Use the debugger. You can run the program and see what exception is been thrown that kills your application. It might be able to pinpoint the location of the throw. I have not used the VS debugger for this, but in gdb you can use catch throw to force a breakpoint when an exception is thrown, there should be something similar.

run-time error and program crash

How can I specify a separate function which will be called automatically at Run-Time error to prevent program crash?
Best thing as mentioned already is to identify the area where the crash ic occuring and then fix the piece of code. This is the idealistic approach.
In case you are unable to find that out another alternative is to do structured exception handling in the areas where you suspect crashes to occur. Once the crash occurs you capture what ever data you want and process it. Meanwhile you can change the settings in windows service manager to restart your application whenever it crashes. Hope this answers your question.
Also in case you are looking for methods to capture the crash and analyse debugdiag and windbg are some of the standard tools that people use to take the crash dumps.
If your in Windows you need to write your own custom runtime check handler. Use:
_RTC_SetErrorFunc
to install your custom function in place of
_CrtDbgReport.
Here is a good article on how to do it:
http://msdn.microsoft.com/en-us/library/40ky6s47(VS.71).aspx
If by run-time error you mean an unhandled exception, don't do it. If an unhanded exception propagates through your code, you want your app to crash. Maybe create a dumpfile on the way down, sure. But the last thing you want to do is catch the exception, do nothing, and continue running as if nothing had happened in the first place.

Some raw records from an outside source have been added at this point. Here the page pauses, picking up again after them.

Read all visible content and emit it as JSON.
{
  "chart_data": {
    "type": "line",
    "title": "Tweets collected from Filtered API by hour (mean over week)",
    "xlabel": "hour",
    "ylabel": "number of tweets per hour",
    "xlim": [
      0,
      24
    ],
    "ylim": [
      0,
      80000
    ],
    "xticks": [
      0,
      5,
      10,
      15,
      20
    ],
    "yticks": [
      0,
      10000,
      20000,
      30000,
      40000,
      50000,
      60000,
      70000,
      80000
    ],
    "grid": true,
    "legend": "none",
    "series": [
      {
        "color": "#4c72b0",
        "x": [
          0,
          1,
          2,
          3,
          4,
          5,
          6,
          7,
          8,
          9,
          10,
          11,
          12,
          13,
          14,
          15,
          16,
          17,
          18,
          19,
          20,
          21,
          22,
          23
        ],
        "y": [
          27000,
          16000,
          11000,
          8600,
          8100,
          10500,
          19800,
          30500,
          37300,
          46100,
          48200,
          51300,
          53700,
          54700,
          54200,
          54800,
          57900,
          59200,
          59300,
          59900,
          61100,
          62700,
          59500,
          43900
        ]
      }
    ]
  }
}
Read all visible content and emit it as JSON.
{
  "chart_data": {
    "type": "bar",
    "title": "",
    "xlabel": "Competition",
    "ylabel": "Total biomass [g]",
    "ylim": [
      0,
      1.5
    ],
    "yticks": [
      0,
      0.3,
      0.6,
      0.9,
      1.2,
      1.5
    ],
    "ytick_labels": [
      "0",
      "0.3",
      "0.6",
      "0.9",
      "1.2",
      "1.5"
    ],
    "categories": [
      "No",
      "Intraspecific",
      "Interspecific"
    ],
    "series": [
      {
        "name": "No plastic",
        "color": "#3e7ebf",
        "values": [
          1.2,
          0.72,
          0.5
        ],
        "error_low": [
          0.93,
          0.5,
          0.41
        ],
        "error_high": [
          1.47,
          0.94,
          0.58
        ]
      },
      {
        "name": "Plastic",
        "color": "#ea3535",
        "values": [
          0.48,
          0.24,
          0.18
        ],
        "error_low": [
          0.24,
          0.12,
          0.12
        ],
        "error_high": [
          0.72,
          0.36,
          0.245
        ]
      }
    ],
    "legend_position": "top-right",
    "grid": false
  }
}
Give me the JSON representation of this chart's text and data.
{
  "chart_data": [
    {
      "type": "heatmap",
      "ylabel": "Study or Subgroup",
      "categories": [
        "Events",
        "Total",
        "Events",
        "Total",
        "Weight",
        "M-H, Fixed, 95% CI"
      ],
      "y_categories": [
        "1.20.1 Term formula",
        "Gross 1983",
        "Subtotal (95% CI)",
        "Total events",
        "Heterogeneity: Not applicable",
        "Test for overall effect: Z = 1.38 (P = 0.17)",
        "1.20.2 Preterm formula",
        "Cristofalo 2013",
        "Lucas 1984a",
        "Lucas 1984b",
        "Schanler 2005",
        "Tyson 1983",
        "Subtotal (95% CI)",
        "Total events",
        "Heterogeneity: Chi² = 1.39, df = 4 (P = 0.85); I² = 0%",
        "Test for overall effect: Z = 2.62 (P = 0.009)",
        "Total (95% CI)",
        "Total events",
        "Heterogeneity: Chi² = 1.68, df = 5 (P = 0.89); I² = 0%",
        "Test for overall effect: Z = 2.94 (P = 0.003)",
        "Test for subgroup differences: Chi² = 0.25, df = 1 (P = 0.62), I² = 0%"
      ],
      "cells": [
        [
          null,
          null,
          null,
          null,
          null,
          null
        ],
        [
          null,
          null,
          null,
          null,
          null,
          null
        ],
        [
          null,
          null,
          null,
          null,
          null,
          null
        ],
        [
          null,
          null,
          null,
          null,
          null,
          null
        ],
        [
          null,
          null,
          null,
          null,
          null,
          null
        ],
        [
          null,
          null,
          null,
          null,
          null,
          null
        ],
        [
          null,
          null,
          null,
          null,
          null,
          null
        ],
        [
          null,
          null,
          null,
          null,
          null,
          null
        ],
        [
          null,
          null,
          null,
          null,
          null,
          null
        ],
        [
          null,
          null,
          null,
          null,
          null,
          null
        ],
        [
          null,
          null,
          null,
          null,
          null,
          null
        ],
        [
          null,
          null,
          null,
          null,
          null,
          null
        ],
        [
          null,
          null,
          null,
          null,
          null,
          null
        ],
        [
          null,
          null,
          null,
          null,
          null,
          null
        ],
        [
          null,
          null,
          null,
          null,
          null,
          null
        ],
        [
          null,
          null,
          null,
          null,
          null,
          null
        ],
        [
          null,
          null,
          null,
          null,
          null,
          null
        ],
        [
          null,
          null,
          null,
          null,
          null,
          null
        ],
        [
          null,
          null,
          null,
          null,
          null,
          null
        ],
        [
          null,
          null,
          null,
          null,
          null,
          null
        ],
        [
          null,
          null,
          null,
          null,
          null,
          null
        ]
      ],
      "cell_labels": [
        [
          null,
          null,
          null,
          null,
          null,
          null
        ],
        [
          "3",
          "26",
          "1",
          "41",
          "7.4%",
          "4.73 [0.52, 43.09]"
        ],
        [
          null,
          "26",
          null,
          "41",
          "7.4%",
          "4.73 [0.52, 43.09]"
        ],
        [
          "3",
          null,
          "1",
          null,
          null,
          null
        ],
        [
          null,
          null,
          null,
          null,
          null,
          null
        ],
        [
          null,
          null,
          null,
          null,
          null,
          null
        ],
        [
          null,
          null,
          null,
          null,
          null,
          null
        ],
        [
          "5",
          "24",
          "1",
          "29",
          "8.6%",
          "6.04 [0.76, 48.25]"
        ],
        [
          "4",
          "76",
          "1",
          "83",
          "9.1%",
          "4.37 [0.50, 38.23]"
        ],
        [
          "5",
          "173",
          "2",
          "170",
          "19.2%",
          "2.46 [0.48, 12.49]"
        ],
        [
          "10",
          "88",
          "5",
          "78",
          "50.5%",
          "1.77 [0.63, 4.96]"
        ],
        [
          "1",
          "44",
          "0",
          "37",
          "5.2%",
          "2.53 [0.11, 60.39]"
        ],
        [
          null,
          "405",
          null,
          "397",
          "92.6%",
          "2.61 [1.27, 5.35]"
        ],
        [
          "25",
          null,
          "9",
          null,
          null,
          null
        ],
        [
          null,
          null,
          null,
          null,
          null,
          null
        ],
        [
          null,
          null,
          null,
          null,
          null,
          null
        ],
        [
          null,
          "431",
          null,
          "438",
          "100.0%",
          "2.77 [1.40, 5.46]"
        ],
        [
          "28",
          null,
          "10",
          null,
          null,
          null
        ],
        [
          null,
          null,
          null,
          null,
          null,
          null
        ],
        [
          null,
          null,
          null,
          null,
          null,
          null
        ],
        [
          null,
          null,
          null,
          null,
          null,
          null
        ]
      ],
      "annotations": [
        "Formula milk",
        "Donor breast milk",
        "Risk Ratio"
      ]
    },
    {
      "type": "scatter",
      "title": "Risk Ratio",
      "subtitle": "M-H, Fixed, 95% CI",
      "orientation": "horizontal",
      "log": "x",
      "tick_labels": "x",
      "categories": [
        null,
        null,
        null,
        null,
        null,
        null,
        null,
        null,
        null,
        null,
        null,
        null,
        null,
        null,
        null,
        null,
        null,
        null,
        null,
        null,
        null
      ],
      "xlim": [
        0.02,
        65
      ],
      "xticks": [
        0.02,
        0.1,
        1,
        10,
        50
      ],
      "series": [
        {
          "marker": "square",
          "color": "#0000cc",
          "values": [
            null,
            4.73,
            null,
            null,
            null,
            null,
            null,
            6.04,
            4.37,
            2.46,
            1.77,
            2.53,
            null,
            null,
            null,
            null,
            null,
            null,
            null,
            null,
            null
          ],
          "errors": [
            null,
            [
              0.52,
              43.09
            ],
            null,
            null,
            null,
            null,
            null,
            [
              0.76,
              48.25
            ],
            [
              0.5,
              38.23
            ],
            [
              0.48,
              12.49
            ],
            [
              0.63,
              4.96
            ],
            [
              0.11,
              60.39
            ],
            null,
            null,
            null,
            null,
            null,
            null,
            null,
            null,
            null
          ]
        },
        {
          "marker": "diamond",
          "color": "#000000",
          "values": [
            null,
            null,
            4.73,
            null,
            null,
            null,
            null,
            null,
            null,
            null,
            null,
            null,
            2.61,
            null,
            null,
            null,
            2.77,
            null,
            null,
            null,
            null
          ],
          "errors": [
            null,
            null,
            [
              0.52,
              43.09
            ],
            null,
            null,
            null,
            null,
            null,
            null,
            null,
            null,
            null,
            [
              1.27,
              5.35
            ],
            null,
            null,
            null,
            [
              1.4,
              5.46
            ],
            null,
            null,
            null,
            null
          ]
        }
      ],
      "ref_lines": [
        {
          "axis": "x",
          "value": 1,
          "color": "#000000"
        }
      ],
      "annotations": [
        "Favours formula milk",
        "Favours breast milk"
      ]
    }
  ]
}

When an exception is generated, whatever caused the problem could have had other effects. Like blowing the stack or corrupting the heap. If you were to silently ignore these exceptions and continue running anyway, your app might run for a while and seem OK, but something underneath is unstable. Memory could be corrupt, resources might not be available, who knows. You will eventually crash. Bu ignoring unhandled exceptions and running anyway, all you do is delay the inevitable, and make it that much more difficult to diagnose the real problem, because when you do crash, the stack will be in a totally different and probably unrelated place from what caused the initial problem.